25 Kasım Hanıma Yönelik Şiddete Karşı Internasyonal Savaşım Günü’nün tüm dünyada bu mücadelenin devam etmesi icap ettiğinin hatırlatıldığı bigün bulunduğunu ifade eden Harmancı, 2011 senesinde Avrupa Konseyi tarafınca kabul edilen ve aynı yıl devletimizde de onaylanan İstanbul Sözleşmesi’nin ise bu mücadelenin en mühim kazanımlarından bulunduğunu söylemiş oldu.
“2014 yılından beri 58/2011 sayılı yasa ile onaylanan ve iç hukukumuzun parçası haline gelen İstanbul Sözleşmesi’ni temel alarak hanıma yönelik sertlik ve aile içi şiddetle savaşım alanında oldukca mühim adımlar attık. 2016 senesinde ülkenin tek Hanım Sığınma Evi’ni açtık. 2022 senesinde yeni binamıza geçerek, hem sığınma evinin kapasitesini artırdık hem de hizmet standartlarımız benzer biçimde fiziki şartlarımızı da Avrupa standartlarına taşıdık.”
Harmancı, LTB Hanım Sığınma Evi’nin bir tek 2022 ve 2023 yıllarında bugüne dek 85 direnişçi hanıma çocuklarıyla beraber yeni, güvenli ve özgür bir yaşam kurabilmeleri için güvenli barınma imkanının yanında gereksinim duydukları tüm destekleri sunduğunu açıkladı.
İstanbul Sözleşmesi’nin de öngördüğü şekilde, aile içi sertlik ve hanıma yönelik şiddetle mücadelenin sadece bütünlükçü ve koordineli bir devlet politikası olursa başarıya ulaşmış olabileceğine inandığını belirten Harmancı; LTB’nin 2016 yılından itibaren ilgili devlet kurumlarının da bu sözleşmenin getirmiş olduğu yükümlülükleri yerine getirmesi için bir taraftan baskı unsuru oluştururken öteki taraftan da kolaylaştırıcı bir rol oynamaya çalıştığını söylemiş oldu.
“2018 senesinde Hanıma Şiddete Müdahale Birimi’nin Lefkoşa Polis Müdürlüğü altında kurulması da Aile İçi Şiddetle Savaşım Koordinasyon Mekanizması’nın kurulup etken olarak çalışmaya başlaması da bu çalışmaların sonucuydu.

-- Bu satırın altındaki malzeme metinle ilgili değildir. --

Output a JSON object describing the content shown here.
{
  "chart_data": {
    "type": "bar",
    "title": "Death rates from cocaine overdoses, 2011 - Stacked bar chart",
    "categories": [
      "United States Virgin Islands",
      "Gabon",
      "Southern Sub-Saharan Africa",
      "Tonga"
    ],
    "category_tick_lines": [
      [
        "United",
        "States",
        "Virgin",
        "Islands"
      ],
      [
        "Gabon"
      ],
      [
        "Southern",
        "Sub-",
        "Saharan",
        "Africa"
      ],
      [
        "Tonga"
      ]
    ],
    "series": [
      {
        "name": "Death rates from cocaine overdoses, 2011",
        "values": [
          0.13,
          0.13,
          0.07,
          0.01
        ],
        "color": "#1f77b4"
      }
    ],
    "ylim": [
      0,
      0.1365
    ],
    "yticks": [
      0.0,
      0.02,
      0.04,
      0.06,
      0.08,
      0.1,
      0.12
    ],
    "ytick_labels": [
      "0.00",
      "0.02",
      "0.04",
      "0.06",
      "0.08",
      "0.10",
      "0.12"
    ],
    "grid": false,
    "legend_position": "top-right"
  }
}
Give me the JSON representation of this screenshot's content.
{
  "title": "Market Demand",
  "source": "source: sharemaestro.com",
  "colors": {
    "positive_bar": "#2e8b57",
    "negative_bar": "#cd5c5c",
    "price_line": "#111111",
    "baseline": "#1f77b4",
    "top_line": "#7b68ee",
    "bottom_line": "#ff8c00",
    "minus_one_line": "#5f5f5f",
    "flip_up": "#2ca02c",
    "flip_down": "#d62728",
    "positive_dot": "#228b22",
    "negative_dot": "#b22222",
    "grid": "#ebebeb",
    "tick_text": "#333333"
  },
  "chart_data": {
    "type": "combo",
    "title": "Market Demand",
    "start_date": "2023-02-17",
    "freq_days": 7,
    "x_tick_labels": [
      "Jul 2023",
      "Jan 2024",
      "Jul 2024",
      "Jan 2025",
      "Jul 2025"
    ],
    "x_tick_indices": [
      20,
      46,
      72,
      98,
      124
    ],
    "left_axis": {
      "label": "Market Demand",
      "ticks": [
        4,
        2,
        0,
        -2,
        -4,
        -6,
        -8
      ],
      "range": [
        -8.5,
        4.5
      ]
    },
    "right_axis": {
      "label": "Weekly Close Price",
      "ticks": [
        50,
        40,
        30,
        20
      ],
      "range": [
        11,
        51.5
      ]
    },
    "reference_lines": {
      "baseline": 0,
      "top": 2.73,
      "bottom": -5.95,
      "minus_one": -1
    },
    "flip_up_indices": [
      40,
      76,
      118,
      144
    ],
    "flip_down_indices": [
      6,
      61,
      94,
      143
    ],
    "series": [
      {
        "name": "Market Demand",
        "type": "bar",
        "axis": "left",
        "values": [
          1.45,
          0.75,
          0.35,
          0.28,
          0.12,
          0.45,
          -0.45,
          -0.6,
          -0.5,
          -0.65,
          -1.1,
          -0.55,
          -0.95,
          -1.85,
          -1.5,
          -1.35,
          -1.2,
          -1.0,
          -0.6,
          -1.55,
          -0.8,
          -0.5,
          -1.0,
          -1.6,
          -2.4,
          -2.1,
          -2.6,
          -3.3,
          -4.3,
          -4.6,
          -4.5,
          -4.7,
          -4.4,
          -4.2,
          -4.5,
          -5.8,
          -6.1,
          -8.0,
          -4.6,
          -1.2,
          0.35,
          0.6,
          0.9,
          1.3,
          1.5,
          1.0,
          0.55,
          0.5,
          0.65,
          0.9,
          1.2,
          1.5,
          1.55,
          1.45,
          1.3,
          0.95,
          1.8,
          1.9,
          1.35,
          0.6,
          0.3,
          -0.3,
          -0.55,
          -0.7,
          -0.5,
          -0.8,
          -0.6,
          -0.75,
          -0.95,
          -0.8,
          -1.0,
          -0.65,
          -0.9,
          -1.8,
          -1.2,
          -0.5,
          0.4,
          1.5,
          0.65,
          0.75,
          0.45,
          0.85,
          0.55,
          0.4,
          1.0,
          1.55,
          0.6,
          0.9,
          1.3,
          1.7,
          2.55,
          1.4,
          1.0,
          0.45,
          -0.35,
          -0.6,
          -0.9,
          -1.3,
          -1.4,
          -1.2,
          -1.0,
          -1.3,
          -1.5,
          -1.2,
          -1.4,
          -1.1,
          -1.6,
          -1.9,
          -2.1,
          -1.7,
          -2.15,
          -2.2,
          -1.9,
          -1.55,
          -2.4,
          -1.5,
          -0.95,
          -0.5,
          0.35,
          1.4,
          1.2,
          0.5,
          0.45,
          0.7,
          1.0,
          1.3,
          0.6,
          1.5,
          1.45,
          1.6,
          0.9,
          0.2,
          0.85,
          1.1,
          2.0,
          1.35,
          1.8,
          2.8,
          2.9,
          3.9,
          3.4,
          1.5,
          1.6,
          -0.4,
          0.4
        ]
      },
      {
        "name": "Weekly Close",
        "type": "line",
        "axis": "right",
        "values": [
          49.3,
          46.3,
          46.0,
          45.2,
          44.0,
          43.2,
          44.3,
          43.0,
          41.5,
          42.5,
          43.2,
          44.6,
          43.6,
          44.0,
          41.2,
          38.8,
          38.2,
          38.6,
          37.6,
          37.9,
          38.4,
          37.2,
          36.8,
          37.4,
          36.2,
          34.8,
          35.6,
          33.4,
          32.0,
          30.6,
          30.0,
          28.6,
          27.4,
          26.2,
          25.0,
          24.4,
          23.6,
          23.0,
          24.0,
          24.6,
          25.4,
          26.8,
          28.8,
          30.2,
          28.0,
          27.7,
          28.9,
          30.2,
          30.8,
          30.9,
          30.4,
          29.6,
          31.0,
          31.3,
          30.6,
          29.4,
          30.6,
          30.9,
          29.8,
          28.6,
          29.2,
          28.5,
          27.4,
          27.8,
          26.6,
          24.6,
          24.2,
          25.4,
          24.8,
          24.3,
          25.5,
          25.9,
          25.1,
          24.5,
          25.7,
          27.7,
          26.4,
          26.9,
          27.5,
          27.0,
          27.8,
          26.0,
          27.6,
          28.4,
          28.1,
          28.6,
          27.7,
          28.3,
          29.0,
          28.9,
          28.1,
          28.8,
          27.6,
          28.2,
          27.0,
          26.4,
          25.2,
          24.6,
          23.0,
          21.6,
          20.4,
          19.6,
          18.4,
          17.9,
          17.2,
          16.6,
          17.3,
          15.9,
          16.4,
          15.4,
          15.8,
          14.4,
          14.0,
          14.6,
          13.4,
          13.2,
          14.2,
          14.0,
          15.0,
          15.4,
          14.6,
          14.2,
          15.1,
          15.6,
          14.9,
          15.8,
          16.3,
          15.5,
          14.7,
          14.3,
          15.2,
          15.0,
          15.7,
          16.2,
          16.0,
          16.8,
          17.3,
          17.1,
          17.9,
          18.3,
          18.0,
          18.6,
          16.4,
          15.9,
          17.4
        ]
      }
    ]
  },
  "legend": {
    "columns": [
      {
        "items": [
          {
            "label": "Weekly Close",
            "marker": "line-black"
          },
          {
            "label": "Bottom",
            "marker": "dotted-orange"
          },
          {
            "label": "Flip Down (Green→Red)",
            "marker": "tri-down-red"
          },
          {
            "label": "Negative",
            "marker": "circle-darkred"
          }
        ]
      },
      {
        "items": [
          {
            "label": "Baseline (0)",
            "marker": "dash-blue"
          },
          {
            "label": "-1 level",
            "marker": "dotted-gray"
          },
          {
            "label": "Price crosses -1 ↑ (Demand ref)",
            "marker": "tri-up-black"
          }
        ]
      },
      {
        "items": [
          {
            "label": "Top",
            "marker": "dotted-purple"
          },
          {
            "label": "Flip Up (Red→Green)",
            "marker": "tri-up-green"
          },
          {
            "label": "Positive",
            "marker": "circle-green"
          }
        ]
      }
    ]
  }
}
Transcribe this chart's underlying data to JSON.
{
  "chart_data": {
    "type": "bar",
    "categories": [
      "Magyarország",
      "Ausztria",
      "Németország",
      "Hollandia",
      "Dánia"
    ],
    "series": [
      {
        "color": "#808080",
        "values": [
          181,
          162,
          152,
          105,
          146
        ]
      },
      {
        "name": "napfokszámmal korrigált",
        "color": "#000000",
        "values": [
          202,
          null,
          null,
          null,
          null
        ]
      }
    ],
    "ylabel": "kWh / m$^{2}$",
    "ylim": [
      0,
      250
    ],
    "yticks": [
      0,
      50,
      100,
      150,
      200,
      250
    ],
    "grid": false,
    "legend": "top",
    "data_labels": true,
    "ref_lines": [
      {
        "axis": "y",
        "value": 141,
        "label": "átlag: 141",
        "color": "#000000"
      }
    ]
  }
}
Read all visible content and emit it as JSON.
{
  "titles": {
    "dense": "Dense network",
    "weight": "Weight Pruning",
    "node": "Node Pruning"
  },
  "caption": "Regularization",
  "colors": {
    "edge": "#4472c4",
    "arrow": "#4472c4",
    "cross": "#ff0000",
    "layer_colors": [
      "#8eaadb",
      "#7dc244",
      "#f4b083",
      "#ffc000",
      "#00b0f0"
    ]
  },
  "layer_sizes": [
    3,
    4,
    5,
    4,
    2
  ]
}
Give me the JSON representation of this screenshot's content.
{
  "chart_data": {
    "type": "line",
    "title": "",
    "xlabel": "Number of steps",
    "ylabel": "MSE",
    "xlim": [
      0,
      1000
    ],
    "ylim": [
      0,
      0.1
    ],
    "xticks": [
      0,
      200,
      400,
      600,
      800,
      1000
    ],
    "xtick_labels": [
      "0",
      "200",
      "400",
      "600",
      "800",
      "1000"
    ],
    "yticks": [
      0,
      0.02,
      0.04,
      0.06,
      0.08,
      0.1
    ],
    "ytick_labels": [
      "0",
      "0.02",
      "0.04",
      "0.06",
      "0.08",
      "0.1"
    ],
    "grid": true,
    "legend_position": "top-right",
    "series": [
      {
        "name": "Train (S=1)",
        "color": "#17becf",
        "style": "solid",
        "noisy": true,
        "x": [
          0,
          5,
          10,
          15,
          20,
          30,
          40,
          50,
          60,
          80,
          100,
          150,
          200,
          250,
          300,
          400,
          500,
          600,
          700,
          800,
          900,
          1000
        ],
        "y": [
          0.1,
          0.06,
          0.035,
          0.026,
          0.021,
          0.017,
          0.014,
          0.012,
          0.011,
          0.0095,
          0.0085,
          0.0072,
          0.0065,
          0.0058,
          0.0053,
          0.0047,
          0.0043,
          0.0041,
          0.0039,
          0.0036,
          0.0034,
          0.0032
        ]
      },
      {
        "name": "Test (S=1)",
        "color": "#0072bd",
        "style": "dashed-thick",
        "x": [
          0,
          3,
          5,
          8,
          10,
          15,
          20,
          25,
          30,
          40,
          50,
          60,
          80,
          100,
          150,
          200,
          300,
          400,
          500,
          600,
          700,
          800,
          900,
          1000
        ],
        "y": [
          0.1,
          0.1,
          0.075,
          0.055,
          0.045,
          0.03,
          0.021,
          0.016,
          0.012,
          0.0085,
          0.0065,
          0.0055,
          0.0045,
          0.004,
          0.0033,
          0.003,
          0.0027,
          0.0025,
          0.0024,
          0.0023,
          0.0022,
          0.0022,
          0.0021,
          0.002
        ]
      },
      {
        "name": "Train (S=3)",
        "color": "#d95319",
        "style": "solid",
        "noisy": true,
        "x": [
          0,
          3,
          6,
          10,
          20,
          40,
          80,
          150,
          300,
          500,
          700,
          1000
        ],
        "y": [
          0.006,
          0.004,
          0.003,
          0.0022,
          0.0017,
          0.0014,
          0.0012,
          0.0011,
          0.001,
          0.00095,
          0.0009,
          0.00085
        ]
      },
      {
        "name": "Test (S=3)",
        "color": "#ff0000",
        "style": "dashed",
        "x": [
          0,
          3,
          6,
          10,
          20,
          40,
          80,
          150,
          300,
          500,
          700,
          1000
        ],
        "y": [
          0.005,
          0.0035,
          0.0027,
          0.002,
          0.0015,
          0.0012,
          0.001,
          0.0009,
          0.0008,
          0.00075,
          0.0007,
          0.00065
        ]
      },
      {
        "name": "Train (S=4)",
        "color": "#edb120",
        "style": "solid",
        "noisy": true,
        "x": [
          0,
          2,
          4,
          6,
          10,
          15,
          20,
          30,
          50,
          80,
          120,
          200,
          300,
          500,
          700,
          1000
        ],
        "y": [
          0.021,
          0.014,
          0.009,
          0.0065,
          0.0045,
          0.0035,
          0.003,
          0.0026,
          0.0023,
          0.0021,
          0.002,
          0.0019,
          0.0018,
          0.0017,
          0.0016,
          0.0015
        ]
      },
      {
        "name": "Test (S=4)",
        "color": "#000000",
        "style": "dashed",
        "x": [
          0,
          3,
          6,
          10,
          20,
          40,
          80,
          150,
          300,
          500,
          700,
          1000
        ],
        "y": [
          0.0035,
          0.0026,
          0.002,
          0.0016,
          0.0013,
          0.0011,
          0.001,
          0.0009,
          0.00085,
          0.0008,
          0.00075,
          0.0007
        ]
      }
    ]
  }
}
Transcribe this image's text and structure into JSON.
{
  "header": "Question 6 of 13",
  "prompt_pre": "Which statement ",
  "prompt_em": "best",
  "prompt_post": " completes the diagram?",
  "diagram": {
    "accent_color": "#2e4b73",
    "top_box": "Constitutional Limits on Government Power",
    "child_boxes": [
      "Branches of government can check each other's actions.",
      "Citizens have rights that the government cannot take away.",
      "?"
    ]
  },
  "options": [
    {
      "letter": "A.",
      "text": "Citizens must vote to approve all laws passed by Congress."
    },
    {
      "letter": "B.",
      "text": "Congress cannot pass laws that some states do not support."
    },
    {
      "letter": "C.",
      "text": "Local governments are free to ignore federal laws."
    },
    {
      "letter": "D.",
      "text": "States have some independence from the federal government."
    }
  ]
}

Hukuki dayanağımız da İstanbul Sözleşmesi ve bu sözleşmenin birçok yönden devletimizde hayata geçmesinden görevli olan Toplumsal Cinsiyet Eşitliği Dairesi’nin (TOCED) müessese yasasıydı.”
Mehmetçik Büyükkonuk Belediyesi’nden İyilik Gönüllüleri’ne destek
“Bilhassa TOCED, Polis ve Hanım Sığınma Evi arasındaki etkin koordinasyonun yaşam kurtardığına oldukca kez tanık olduk” diyerek devam eden Harmancı, hem ilk müdahalelerde bu koordinasyonun devamı hem de sığınma evi sonrası destek hizmetlerinin genişletilmesi ve önleyici devlet politikalarının geliştirilmesi için Aile İçi Şiddetle Savaşım İş Birliği Protokolü’nün yenilenmesine büyük ehemmiyet verdiklerini altını çizdi.
Harmancı “bu dirimsel toplumsal sorunla savaşım bireysel inisiyatiflere yada iyi niyete dayanarak sürdürülmemeli, bir taraftan TOCED Yasası’nın gerekleri derhal yerine getirilirken, İstanbul Sözleşmesi’nin uygulanmasında karşılaşılan yasal boşluklar da ivedilikle giderilmelidir” dedi.